Além dos corredores gastronômicos, havia corredores com banheiros químicos – que ostentavam mensagens inclusivas e contra a homofobia. Não era preciso caminhar por um longo período para encontrar um desses corredores. Porém, muitos foliões optavam mesmo por urinar em locais abertos, próximos às paredes e árvores.

Multidão

“Onde se tem um palco, tem uma multidão”. Foi assim que uma ambulante me informou sobre o Carnaval em Recife logo nos primeiros dias na cidade. E ela não errou.

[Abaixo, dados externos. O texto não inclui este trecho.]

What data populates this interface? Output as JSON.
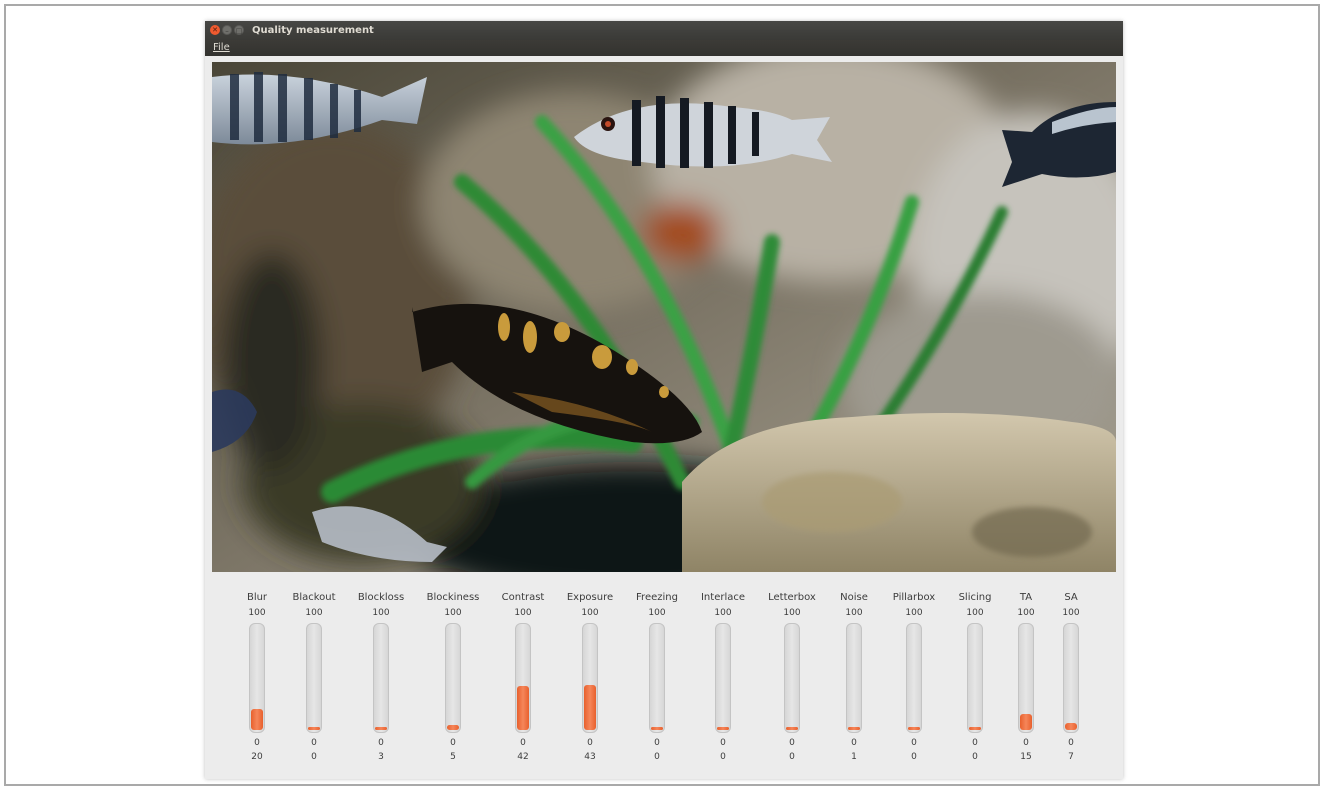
{
  "window": {
    "title": "Quality measurement"
  },
  "menu": {
    "file": "File"
  },
  "meters": [
    {
      "label": "Blur",
      "max": "100",
      "min": "0",
      "value": "20",
      "level": 0.2
    },
    {
      "label": "Blackout",
      "max": "100",
      "min": "0",
      "value": "0",
      "level": 0
    },
    {
      "label": "Blockloss",
      "max": "100",
      "min": "0",
      "value": "3",
      "level": 0.03
    },
    {
      "label": "Blockiness",
      "max": "100",
      "min": "0",
      "value": "5",
      "level": 0.05
    },
    {
      "label": "Contrast",
      "max": "100",
      "min": "0",
      "value": "42",
      "level": 0.42
    },
    {
      "label": "Exposure",
      "max": "100",
      "min": "0",
      "value": "43",
      "level": 0.43
    },
    {
      "label": "Freezing",
      "max": "100",
      "min": "0",
      "value": "0",
      "level": 0
    },
    {
      "label": "Interlace",
      "max": "100",
      "min": "0",
      "value": "0",
      "level": 0
    },
    {
      "label": "Letterbox",
      "max": "100",
      "min": "0",
      "value": "0",
      "level": 0
    },
    {
      "label": "Noise",
      "max": "100",
      "min": "0",
      "value": "1",
      "level": 0.01
    },
    {
      "label": "Pillarbox",
      "max": "100",
      "min": "0",
      "value": "0",
      "level": 0
    },
    {
      "label": "Slicing",
      "max": "100",
      "min": "0",
      "value": "0",
      "level": 0
    },
    {
      "label": "TA",
      "max": "100",
      "min": "0",
      "value": "15",
      "level": 0.15
    },
    {
      "label": "SA",
      "max": "100",
      "min": "0",
      "value": "7",
      "level": 0.07
    }
  ]
}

Em todos os lugares por onde passei, milhares de foliões. Afinal, seria complicado dispensar shows gratuitos de grandes artistas como Alceu Valença, Elba Ramalho, Alcione, Gloria Groove, Pabllo Vittar, Baiana System, Ferrugem, entre outros. Brincadeiras à parte, mas parecia realmente esse o pensamento de dezenas de pessoas que vibravam em uma noite com o som de Menos é Mais e retornavam no dia seguinte, com a mesma energia, para curtir Nação Zumbi.

Caminhar pela multidão foi, porém, um desafio. Por vezes, policiais tiveram que fazer “corredores humanos” para ajudar as pessoas a se deslocarem. Outro ponto foi a segurança. Felizmente, não presenciei episódios de furto ou roubo. Cenas de brigas, no entanto, se repetiram em cada uma das noites, sendo que, em algumas, foi necessária a intervenção policial.

É bom para paquerar?

Minha experiência em Recife e Olinda deu match – expressão utilizada em aplicativos de relacionamento quando pessoas demonstram interesse uma pela outra. Para responder à pergunta, inclusive, repetiria aquilo que me disseram logo quando desembarquei na cidade.

“Em Recife as pessoas irão curtir mais os shows, mas você, certamente, vai ter um lance com alguém. Agora, em Olinda, é o pecado”.

Voltaria?

Como disse no começo deste texto, acredito que não se define um Carnaval com base nos diversos critérios do checklist que busca instigar qual é a melhor folia do país. Embora questões como segurança, alimentação, preço e transporte sejam importantes para a escolha do local para “brincar o período momesco”, acredito que o ápice da festa se dá pela celebração da cultura e da identidade regional.

Recife consegue, porém, atender de forma muito satisfatória a esses requisitos. A mesma impressão tive de Olinda, por onde passei um dos sete dias em Pernambuco. Além disso, as cidades entregam aos foliões algo que, para mim, se diferencia de muitos carnavais pelo país: identidade.

Até breve, Carnaval de Recife! Logo nos reencontraremos, e “cantarei a ti” que foi a “saudade que me trouxe pelo braço”.